I remember seeing her in her beautiful, white dress for the first time that day. Hair done up like a goddess, makeup like accents that highlighted her perfect skin, barefoot on the church’s carpeted floor. Irises hazel as the day I began calling her my Chocolate-Eyed Angel, nearly five years before that. This December, we’ll have been dating for ten years.

I could not have married a woman more different than I am. We talk about that sometimes. Ten years ago, both of us thought that we were more alike than we think we are now. And maybe we were. I used to have a really hard time with that, honestly. I equated difference with disunity, and even though we have our fair share of shouting matches, I no longer believe that is the case. I think that I had a skewed view of marriage, where love was synonymous with compliance, and if it didn’t translate appropriately, I’d feel threatened instead of gifted with a helper who was strong enough to push back. Disagreement is not the equivalent of dishonor. It doesn’t have to be, anyway.

When I officiated my sister-in-law’s wedding this January, I shared with their guests how my wife’s favorite response when asked about marriage is: it is hard. Personally, I like to enjoy a vast array of slightly more positive descriptors than hard, but hard is certainly one of them.

“The reason marriage is so painful and so wonderful is because it is a reflection of the gospel, which is painful and wonderful at once. The gospel is: we are more sinful and flawed in ourselves than we ever dared to believe, and at the very same time we are more loved and accepted in Christ Jesus than we ever dared hope.” — Timothy Keller

Brandi loves and forgives me beyond the pornographic residue that I brought into our marriage. And I’m not talking sexuality, primarily, but sentimentality.

Or idealogical unanimity.

Does such a thing even exist?

And who’s conviction will transcend the other’s? What a discouraging thing to discover the ways in which you thought headship meant “control.” The things that I would take back. The subtle manipulation. The quiet degradation. The chauvinistic authority that I would champion as a Pharisee unto the law.

In recent months, I have been learning patience that used to terrify me as passivity. And I grow to understand, little by little, just how patient my bride has been beneath a hand as heavy as two stone tablets that never empowered the reader to live up to their inscriptions.

And in that way, Brandi has once again taught me the gospel of grace that she embodied in 2006, when I’d all but abandoned its hero. She is resilient in the simplicity of her faith, and patient while I muck up mine, falter all over the place and come back to her prayers.

Marriage seems more and more a miracle to me. It’s a belief strengthened by those fifty years in, and those who’ve already abandoned the ring. By the grace of God, I pray that Brandi and I will find ourselves the former forty-five years from now.

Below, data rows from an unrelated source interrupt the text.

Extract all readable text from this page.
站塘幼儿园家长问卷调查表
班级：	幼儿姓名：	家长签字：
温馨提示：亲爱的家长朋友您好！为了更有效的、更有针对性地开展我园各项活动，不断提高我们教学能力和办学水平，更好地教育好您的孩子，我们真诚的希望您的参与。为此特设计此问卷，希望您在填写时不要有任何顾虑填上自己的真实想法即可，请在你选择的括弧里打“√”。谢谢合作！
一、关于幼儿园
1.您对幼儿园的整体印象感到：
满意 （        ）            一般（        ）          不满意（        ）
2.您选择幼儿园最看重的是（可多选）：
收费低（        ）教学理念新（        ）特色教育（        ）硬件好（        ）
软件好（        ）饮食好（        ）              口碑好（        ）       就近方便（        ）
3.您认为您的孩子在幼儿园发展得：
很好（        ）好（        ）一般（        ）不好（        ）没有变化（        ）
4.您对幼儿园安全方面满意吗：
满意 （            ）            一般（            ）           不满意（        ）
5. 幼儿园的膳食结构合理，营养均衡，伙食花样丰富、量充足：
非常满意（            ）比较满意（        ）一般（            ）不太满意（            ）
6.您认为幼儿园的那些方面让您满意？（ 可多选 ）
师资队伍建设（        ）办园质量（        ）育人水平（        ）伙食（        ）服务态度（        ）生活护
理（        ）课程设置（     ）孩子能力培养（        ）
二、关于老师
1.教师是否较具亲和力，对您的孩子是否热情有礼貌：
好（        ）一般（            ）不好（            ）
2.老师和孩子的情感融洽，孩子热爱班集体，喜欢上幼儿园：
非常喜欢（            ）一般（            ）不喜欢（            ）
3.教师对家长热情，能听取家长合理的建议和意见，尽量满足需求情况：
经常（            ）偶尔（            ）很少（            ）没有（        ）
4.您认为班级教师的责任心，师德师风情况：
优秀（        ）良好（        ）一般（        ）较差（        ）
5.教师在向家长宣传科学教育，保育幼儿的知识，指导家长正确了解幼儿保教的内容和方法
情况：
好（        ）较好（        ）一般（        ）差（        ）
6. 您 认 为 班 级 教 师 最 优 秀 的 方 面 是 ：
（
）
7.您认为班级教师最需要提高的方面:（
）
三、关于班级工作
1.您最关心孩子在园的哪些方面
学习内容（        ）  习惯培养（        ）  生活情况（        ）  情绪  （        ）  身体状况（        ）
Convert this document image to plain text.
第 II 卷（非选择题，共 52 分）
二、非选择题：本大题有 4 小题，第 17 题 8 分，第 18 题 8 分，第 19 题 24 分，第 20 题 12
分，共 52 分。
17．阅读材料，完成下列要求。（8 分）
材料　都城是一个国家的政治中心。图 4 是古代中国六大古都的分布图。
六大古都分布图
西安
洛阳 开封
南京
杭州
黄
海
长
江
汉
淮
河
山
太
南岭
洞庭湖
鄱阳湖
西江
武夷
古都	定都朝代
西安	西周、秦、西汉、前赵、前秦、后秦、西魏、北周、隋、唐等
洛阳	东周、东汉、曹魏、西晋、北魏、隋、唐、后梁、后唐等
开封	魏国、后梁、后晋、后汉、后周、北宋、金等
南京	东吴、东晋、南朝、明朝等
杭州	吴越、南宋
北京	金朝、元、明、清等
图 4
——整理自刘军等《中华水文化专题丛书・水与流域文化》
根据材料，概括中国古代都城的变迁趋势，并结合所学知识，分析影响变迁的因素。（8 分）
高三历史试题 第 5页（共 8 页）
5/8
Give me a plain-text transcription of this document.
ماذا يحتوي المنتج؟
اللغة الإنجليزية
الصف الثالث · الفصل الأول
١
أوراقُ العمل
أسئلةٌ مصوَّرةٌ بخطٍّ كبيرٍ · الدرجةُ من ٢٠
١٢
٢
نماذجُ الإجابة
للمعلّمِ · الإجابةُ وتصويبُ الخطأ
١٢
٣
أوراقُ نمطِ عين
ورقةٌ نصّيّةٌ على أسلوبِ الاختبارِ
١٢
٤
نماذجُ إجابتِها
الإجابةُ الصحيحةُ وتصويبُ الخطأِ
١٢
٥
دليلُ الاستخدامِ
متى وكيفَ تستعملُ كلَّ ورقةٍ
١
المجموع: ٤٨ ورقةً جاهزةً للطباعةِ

If I have learned anything — if there is a tree that I long would deepen its root systems in my heart — it is that our rings are a symbol of freedom, not restraint. That we would fight to resist the lie that Eve believed in the garden: that “obedience” is “constricting.” That is a serpent’s lie. God is not a snake, and God is not suffocating us. Jesus turned water into wine. I have spent too much time trying to turn it back to water. The goal is to rejoice in the wife of my youth. Our rings are not burdens, but symbols of faithfulness and dedication to freely delight in one another.

One thing that’s funny about my wife is that it takes her a really long time to read anything that I write, if she ever reads it at all. But Brandi, whether you read this today or next month:

I delight in you.

Thank you for calling me your friend so many years ago, and being there for me on that day when I thought I’d lost everything.

Thank you for introducing me to what have become some of my best friends in the world.

Thank you for your faithfulness even when — and perhaps especially when — I fail to embody the confidence I’d like to lead from.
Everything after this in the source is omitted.